The update to prior recommendations also states that clinicians should consider the use of omega-3 PUFA supplementation in patients with heart failure. This new recommendation is based on evidence from the 2008 GISSI-HF trial, which reported that supplementation reduced mortality and hospitalizations by 9% in patients with a left ventricular ejection fraction of less than 40%.
The findings, despite limited generalizability, suggest "that omega-3 PUFA supplementation may reduce heart failure-related hospitalizations and death in patients with heart failure with reduced ejection fraction," Siscovick's group noted, adding that more trials are needed "to determine whether the benefits of omega-3 PUFA supplementation on prognosis vary according to the type, severity, and cause of heart failure."
They pointed out that heart failure is a heterogeneous disorder, particularly among older adults and women.
As far as primary prevention of CVD, there was no new evidence to support supplementation since the American Heart Association (AHA) issued a scientific statement in 2002, the authors said.
In 2002, the AHA recommended that patients with documented coronary heart disease (CHD) consume approximately 1 g/day of eicosapentaenoic acid (EPA) plus docosahexaenoic acid (DHA), preferably from oily fish. Alternatively, it was recommended that these supplements "could be considered in consultation with a physician."
This recommendation on supplementation still stands, the advisory authors said.
For the current update, the committee focused exclusively on large randomized controlled trials (RCTs) of omega-3 PUFA supplementation with major clinical cardiovascular disease endpoints. They included two studies published before 2002 and 13 published since 2002. Most secondary prevention studies used approximately 1,000 mg/day doses of omega-3 fatty acids, they noted.
They also stressed that they do not recommend omega-3 PUFA for preventing incident stroke among patients at high CVD risk and recurrent atrial fibrillation (AF).
"Because there are no reported RCTs related to the primary prevention of CHD, heart failure, and AF, we were not able to make recommendations for these indications," they explained.

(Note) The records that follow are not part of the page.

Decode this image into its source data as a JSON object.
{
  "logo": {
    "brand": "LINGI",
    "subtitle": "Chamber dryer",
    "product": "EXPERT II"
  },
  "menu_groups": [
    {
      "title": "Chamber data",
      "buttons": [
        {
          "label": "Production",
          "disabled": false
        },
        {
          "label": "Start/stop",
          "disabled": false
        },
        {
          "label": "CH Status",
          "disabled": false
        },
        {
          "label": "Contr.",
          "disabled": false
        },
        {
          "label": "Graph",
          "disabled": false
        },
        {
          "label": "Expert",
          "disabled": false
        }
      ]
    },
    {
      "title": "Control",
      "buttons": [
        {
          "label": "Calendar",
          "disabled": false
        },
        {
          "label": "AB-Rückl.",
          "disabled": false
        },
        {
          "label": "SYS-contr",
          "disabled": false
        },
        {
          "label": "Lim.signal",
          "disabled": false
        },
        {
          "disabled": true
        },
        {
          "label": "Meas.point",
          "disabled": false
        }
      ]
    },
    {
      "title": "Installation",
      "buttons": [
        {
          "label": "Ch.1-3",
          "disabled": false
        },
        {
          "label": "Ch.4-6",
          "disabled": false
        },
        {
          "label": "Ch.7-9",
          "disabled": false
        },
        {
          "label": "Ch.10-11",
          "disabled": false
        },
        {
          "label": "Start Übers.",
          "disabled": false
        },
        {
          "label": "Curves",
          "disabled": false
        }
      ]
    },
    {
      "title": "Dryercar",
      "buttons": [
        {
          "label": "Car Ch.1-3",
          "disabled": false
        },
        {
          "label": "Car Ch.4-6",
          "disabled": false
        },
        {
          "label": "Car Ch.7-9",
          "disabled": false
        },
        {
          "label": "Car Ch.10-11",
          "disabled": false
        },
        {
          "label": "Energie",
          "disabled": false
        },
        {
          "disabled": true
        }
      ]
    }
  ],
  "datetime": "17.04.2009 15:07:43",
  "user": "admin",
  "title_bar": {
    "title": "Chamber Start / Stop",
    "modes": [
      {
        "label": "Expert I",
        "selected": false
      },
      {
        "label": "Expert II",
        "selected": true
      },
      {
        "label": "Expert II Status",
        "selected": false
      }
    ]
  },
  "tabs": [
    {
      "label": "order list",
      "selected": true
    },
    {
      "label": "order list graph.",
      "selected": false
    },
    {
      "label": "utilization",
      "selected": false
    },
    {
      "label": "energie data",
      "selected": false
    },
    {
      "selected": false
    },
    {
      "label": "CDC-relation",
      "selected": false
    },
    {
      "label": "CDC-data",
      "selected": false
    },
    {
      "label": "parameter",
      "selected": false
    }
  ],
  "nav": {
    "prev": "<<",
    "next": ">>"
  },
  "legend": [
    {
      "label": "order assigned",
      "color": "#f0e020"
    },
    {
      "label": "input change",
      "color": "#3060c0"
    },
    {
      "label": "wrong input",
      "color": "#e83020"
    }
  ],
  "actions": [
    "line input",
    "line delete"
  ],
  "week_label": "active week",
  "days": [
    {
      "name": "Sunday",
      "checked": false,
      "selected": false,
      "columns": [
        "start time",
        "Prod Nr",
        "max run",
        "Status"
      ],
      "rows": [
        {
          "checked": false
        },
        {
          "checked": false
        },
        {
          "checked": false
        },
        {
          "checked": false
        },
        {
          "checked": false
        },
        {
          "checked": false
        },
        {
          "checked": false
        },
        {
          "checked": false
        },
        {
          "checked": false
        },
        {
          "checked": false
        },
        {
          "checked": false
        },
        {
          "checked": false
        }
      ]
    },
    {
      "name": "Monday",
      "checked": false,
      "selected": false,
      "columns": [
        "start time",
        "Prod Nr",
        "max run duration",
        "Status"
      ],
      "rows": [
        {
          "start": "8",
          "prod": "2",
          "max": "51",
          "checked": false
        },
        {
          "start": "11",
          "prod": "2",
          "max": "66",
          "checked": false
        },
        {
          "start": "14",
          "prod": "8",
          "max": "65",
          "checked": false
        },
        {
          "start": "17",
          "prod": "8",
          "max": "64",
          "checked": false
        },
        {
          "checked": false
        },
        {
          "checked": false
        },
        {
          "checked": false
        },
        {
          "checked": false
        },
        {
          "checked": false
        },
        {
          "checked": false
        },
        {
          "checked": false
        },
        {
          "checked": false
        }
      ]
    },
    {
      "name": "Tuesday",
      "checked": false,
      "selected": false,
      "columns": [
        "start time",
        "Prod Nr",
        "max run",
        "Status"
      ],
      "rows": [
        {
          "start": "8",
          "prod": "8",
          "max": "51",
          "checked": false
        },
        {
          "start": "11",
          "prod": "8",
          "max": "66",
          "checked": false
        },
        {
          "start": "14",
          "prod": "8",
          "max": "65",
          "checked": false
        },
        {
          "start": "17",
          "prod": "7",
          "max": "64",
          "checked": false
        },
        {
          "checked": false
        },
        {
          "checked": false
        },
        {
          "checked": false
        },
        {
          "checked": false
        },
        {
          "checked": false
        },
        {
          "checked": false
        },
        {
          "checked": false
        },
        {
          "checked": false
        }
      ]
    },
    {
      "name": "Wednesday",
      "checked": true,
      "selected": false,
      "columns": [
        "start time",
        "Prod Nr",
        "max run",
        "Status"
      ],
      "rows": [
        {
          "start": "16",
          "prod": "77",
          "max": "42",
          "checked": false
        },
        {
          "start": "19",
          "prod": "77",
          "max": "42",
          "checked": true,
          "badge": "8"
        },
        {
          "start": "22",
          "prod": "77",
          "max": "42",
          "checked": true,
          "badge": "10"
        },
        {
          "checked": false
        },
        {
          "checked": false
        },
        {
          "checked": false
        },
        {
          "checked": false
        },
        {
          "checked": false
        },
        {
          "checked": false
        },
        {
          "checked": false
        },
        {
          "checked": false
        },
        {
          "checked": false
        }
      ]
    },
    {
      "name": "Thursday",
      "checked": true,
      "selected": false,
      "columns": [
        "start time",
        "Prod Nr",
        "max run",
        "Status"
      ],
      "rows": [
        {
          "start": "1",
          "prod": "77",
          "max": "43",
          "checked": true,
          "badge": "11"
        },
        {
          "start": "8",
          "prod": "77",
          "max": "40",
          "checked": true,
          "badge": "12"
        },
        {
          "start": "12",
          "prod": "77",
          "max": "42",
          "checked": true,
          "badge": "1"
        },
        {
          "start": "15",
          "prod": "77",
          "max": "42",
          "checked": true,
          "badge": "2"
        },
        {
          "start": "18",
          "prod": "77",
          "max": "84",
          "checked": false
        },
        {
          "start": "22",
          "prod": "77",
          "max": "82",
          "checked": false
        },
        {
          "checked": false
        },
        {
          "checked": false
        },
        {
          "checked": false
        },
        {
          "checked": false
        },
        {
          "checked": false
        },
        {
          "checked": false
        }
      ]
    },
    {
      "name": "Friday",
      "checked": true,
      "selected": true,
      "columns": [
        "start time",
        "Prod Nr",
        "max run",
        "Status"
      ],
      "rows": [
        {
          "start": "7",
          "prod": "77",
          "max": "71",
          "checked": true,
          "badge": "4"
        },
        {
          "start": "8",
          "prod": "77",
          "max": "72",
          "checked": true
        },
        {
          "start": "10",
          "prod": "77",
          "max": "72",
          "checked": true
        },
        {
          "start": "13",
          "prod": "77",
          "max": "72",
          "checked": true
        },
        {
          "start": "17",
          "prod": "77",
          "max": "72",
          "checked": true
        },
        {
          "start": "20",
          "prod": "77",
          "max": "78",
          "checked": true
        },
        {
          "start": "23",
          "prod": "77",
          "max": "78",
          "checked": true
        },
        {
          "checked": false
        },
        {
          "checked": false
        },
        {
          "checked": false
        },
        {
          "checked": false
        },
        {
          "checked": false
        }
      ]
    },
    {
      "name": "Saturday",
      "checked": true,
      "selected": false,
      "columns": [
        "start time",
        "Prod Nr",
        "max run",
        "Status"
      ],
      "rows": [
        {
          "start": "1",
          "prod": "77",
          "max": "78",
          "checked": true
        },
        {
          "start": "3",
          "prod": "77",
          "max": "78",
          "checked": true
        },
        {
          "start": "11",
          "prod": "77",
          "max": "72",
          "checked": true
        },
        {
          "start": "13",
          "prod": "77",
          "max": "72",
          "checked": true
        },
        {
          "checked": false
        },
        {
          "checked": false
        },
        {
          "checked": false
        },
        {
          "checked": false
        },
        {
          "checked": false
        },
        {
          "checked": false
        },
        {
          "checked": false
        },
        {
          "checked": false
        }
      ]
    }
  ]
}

The authors noted that they were unable to reach consensus on a recommendation for patients at high CVD risk.
There was also no scientific evidence from studies such as the large Outcome Reduction With Initial Glargine Intervention (ORIGIN) trial to support recommendations for the use of omega-3 PUFA supplements to prevent heart disease in patients with type 2 diabetes and pre-diabetes.
However, the ongoing (Study of Cardiovascular Events in Diabetes) ASCEND trial in the U.K. is examining the impact of omega-3 PUFA supplements on cardiovascular events among patients with diabetes who are free of prior clinical CVD, they pointed out.
Clinician-recommended treatments should be evidence-based and patients "should be informed of what is known and not known," Siscovick emphasized in an email to MedPage Today.
Certainly, patient preferences need to be taken into consideration, he said. However, some patients "need to be aware that some claims of health benefits of supplements may go beyond available data," he told MedPage Today. "Clinicians should read the advisory. It should impact their practice and discussions with patients."
At present, no specific guidelines on the use of fish oil supplementation have been issued by the United States Preventive Services Task Force, the American Academy of Family Physicians, or the American College of Physicians.
Siscovick disclosed no relevant relationships with industry. Some co-authors disclosed relevant relationships with AHA, Amgen, Regeneron/Sanofi, Merck, AstraZeneca, UpToDate, Seafood Nutrition Partnership, and Amarin.